A Bretanha, uma terra sagrada escolhida por Deus
Queridos irmãos e irmãs, Santa Ana disse a Yvon Nicolazic: “Deus quer este lugar”. Deus escolheu esta terra para torná-la um lugar santo. Deus quis que uma parcela de vossa terra, uma parcela de vosso país, a França, fosse um lugar sagrado, um lugar reservado. Deus quis que vossos antepassados não cultivassem este local, não o usassem para criação ou agricultura. Ele escolheu este lugar para ser honrado aqui.

Há aí um grande mistério a ser meditado. Havia muitas outras igrejas disponíveis, muitos outros lugares possíveis, mas foi este que Ele escolheu. Por quê? Antes de tudo, para nos dizer que Deus é o primeiro, que a glória de Deus nos precede e não nos pertence. Deus nos criou por um ato gratuito de amor; toda a criação é obra de suas mãos, o dom gratuito de seu amor. […]

Não merecemos seu amor, Ele nos amou primeiro. Devemos tudo a Ele, pois é d’Ele que recebemos a vida, o movimento e o ser. Para nós, que somos suas criaturas e seus filhos, honrar a Deus, dar-lhe glória, é um ato de justiça. Dar glória a Deus não é uma opção, é um dever, uma necessidade. É muito importante retomarmos essa consciência, sobretudo em vossas sociedades que tendem a considerar Deus como morto, inútil ou sem interesse.

A falsa visão ocidental da religião
Com demasiada frequência, no Ocidente, apresenta-se a religião como uma atividade a serviço do bem-estar do homem. A religião é reduzida a ações humanitárias, a atos de caridade, acolhida de migrantes e sem-teto, à promoção da fraternidade universal e da paz no mundo. A espiritualidade seria uma forma de desenvolvimento pessoal, existiria para trazer certo alívio ao homem moderno voltado para suas atividades políticas e econômicas habituais.

Ainda que essas questões sejam importantes, essa visão da religião é falsa. A religião não é uma questão de alimentação nem de ações humanitárias. No deserto, essa foi a primeira tentação que Jesus rejeitou. Para redimir a humanidade, seria necessário vencer a miséria da fome e da pobreza — é isso que o diabo propõe ao Senhor. Mas Jesus responde que esse não é o caminho da redenção. Ele nos faz compreender que, mesmo se todos os homens tivessem o que comer até se saciarem, mesmo se a prosperidade se estendesse a todos, a humanidade não estaria redimida.
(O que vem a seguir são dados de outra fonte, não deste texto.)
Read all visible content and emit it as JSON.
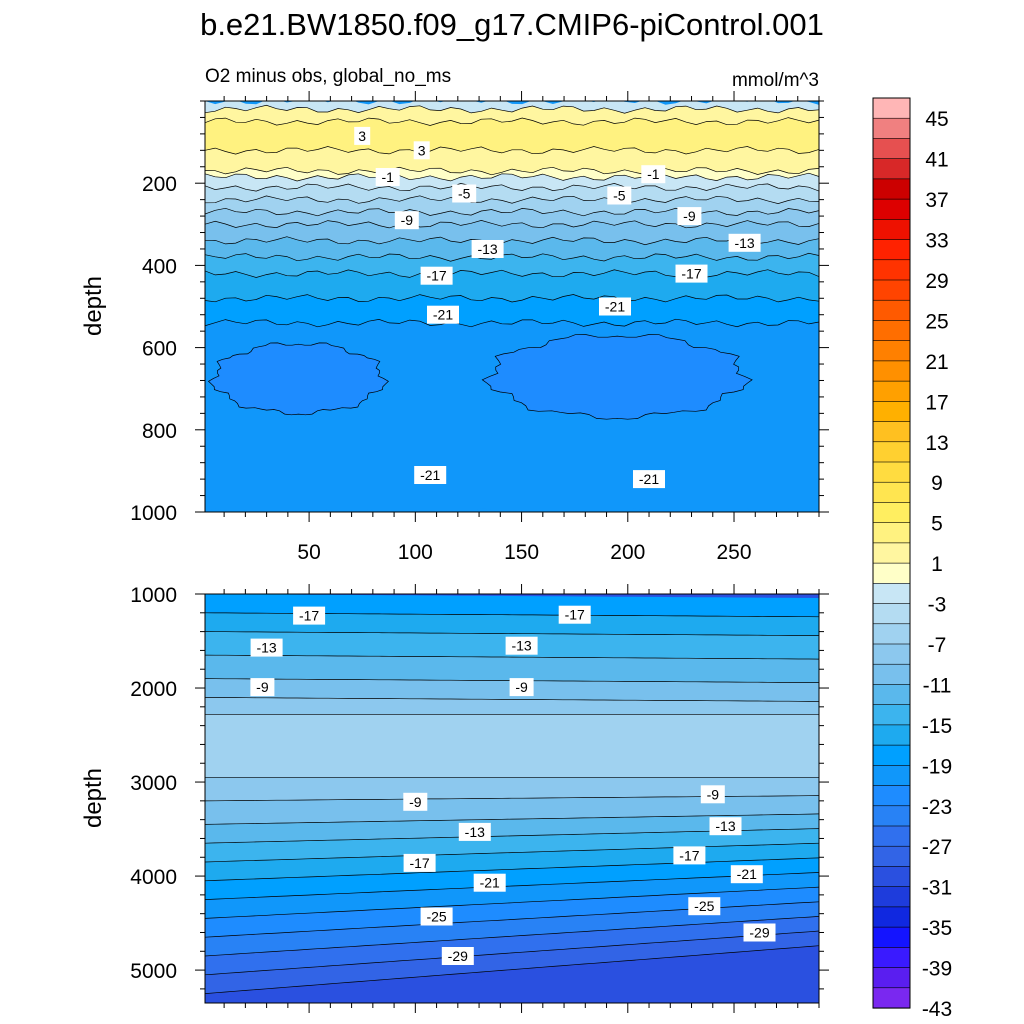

A religião não é uma questão de alimentação nem de ações humanitárias.

Vemos precisamente que, nos países ricos, de abundância e conforto, o homem se destrói, se autodestrói, porque esquece Deus e pensa apenas em sua riqueza e bem-estar terreno. O que salva o mundo é o pão de Deus. O homem precisa ser alimentado com o pão de Deus, e o pão de Deus é o próprio Cristo. O que salvará o mundo é o homem que se põe de joelhos diante de Deus para adorá-lo e servi-lo. Deus não está a nosso serviço. Somos nós que estamos ao serviço d’Ele.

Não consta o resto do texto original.